«Чада мои, рязаны многострадальные. Да доколь терпеть-то нам? Вон уж снова поговаривают: собирает проклятый сарайский змей свою темень на Москву, а минует ли нас?.. Опять пожжёт всё, пограбит... А жалко-то как! Вон снова торги развернулись на берегу Лыбеди, уже дома взрастать начали, и не какие-нибудь курные избы, а с трубами и с слюдяными окнами, выползли за границу, окаймлённую реками Лыбедью и Трубежом, отчего и получила эта народившаяся слобода прозвище — Выползово. А взять, к примеру, Верхний Посад. Сами посадские затеяли каменную церковь строить. Осталось крышу подвести да купола поставить. Нет, браты мои, поплачем, похлюпаем носами да и засучим рукава... Так повелось и до Батыева нашествия, когда на рязанское княжество погромом шли свои же, русские: за двадцать семь лет до Бату-хана владимиро-суздальский князь Всеволод посылал с полками взять полон своего меченошу Кузьму Ратишича, а Москва сколько лет зарилась на Коломну да Лопасню — в конце концов заграбастала! — и тоже ничего — топоры в руки, и начинали другие возводить форпосты. В Рязани браты мои, грибы с глазами... А теперь вот в двадцати километрах от Переяславля «врата» в мещёрские леса и болота каменные класть будем, монастырскую крепость Солотчу на берегу реки Старицы. На Москве говорят: «Куды им, косопузым, до каменных стен, хоть деревянными бы пока ограждались...» К зиме ближе пришли двое с Московской земли с топорами, говорят: «Пришли пособить. Конечно, не за Божье спасибо». Понятное дело. Только я их спрашиваю: «А пошто с топорами?» «Как так?! — растерялись. — Тын али что городить будем. Дома рубить из сосны...» «А если из камня, — подзадориваю московитов, — да так, чтоб на века?.. Сможете по камню-то работать?» «Отчего же, объясняют, — можно и по камню...» «Мы люди бывалые», — отвечает тот, кто постепеннее, чернявый, на глаз смекалистый, рослый. А вижу, не ожидал от меня такого вопроса. Нарочно к каменной кладке приставил... Пусть потом говорят: «Олег Иванович не лыком шит да верёвкой свой корзно[60]

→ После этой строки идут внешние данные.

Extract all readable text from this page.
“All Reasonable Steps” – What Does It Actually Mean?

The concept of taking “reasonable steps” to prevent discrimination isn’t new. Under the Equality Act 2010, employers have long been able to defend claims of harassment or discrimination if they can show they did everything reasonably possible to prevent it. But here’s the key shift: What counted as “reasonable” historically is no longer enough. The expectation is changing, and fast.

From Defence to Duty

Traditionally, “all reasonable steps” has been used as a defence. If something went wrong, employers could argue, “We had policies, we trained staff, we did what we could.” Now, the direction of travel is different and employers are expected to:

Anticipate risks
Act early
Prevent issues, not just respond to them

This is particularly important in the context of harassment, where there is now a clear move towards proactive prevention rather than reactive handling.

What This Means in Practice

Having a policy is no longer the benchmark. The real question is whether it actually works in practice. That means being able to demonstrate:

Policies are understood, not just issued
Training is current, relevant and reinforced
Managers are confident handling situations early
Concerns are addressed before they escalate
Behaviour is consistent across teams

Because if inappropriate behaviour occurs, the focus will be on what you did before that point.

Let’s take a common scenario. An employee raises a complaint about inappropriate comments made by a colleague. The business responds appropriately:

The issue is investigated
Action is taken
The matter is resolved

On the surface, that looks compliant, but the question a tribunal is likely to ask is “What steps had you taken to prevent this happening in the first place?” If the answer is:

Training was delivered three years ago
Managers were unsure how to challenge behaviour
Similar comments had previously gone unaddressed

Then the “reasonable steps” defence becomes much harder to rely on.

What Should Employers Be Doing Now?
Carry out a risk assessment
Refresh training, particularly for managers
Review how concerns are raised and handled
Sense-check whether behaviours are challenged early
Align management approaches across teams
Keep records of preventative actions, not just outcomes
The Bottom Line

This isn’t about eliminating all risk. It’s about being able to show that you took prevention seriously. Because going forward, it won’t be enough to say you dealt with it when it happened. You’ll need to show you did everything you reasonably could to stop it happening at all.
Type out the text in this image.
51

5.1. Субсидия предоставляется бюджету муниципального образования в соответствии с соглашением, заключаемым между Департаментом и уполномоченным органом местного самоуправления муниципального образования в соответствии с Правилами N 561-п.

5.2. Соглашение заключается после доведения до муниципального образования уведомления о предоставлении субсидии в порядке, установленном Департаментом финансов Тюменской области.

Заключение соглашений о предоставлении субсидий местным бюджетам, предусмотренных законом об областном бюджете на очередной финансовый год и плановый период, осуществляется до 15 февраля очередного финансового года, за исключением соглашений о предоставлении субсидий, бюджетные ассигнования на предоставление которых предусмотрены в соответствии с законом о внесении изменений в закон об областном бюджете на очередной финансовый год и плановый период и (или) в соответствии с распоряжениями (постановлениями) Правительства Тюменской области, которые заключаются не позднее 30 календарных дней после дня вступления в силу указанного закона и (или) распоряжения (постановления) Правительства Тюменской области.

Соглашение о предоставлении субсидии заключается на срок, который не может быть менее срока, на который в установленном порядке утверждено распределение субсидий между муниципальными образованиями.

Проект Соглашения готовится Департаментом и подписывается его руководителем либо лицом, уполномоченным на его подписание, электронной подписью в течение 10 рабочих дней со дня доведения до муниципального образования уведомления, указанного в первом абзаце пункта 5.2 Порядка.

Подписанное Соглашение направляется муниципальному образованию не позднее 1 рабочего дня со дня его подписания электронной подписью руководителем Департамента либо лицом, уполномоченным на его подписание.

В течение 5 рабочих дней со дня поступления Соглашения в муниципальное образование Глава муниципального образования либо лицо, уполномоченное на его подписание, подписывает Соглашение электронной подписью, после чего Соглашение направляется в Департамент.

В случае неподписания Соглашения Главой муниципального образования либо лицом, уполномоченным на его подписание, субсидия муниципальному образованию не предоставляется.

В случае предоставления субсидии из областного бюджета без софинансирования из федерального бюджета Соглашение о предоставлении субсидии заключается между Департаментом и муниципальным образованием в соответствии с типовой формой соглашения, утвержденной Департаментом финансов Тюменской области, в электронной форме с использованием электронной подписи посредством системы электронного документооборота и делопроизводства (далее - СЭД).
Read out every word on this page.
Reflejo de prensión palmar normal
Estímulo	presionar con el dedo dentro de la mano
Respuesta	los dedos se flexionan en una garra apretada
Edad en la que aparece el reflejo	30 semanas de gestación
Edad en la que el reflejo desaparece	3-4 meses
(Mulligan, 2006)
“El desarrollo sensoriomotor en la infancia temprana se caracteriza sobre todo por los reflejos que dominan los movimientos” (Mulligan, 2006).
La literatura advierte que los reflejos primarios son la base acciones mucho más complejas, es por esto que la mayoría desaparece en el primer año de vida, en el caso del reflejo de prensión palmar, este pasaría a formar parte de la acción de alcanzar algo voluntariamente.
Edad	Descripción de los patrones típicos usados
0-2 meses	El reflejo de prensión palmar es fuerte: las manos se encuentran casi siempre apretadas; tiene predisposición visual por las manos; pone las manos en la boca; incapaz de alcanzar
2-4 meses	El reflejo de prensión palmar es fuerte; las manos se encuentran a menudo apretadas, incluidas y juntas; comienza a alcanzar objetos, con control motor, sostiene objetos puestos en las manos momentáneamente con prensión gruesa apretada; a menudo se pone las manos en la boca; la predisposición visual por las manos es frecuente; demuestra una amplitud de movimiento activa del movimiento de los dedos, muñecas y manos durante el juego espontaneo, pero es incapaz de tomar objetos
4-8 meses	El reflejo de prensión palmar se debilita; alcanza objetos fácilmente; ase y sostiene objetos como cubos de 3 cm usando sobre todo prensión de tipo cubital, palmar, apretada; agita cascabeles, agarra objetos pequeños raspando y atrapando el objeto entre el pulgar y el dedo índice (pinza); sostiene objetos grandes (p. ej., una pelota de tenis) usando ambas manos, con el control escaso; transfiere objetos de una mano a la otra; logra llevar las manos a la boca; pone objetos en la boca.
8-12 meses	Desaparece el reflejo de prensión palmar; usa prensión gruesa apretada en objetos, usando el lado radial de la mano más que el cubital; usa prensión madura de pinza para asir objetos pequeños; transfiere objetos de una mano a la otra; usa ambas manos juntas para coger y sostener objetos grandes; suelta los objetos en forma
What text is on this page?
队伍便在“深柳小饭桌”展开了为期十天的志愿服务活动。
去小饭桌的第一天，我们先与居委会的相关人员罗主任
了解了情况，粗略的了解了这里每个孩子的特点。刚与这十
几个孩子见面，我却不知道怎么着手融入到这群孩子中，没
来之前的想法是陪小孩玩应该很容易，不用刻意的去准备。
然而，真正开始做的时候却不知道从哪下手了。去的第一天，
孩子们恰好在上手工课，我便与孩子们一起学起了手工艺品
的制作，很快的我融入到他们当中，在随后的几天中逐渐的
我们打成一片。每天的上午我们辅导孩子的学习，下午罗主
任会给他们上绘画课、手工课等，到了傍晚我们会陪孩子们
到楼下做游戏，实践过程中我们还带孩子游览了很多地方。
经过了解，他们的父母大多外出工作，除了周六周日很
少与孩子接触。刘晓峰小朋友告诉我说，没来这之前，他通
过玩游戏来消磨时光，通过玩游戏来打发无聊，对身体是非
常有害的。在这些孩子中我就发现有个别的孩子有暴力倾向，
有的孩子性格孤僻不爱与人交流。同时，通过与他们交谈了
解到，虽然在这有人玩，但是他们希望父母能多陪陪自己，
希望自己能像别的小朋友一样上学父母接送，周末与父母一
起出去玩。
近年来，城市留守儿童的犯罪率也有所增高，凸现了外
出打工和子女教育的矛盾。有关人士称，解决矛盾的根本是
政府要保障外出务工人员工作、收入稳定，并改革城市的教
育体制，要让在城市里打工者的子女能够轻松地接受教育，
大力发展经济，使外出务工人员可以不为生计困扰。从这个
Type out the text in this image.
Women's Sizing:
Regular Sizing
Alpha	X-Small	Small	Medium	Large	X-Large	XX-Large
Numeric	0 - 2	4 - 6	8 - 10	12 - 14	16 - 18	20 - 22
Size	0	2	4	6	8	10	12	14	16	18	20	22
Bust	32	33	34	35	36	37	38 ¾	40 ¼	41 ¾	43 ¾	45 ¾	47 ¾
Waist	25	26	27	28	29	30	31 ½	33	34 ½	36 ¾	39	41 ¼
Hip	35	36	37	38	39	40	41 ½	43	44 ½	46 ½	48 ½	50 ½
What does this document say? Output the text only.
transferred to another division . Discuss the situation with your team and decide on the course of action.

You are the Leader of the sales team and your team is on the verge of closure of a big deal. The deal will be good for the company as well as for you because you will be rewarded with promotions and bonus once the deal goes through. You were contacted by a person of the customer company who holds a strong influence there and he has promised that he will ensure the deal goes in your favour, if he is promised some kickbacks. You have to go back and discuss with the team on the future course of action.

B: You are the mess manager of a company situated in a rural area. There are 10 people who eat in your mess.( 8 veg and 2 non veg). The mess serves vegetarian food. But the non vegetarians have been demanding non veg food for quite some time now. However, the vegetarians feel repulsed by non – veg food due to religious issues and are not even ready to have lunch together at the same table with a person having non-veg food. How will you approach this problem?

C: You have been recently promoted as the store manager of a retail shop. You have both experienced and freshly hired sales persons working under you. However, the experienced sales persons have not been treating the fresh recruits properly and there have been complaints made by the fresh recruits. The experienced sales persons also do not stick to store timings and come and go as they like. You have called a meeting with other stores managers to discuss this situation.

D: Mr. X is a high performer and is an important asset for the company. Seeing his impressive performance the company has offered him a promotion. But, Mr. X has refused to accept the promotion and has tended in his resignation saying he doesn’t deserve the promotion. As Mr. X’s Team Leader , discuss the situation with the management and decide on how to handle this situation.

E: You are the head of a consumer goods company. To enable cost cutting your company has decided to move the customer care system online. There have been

подпоясывать не будет...» Пока казна дно не показала, от отца, дедов и прадедов завещана. У нас ведь тоже свои Калиты имелись... У нас она в надёжном месте припрятана и по пустякам не тратится...»Дядька Монасея так близко подвёл жеребца, что пришпиленный к седлу алый княжеский плащ, встрепенувшись под шаловливым ветром, концом провёл по лицу Олега Ивановича. Тот отвёл взгляд от спешащих к Итилю льдин.
— Что, дядька Монасея, скажешь?
— Не простудились бы, княже, ветер-то тёпл, да щекотлив.
— Ничего, — а мурмолку[61]
надел: Монасея просиял — послушался...Князь повернулся, пошёл широким скорым шагом к людям, сидевшим на кирпичных развалинах бывшего Успенского собора, разбитого тяжёлыми осадными орудиями Батыя, и стучавшим по длинным зубилам большими молотками. Мастера откалывали от стен большие куски и переносили на носилках к самому берегу Оки: зимой возили их на санях к Старице, теперь, когда сойдёт с Оки лёд, будут грузить на лодки.
— Что, Игнатий, бруски-то эти, пожалуй, покрепче московского белого камня? А?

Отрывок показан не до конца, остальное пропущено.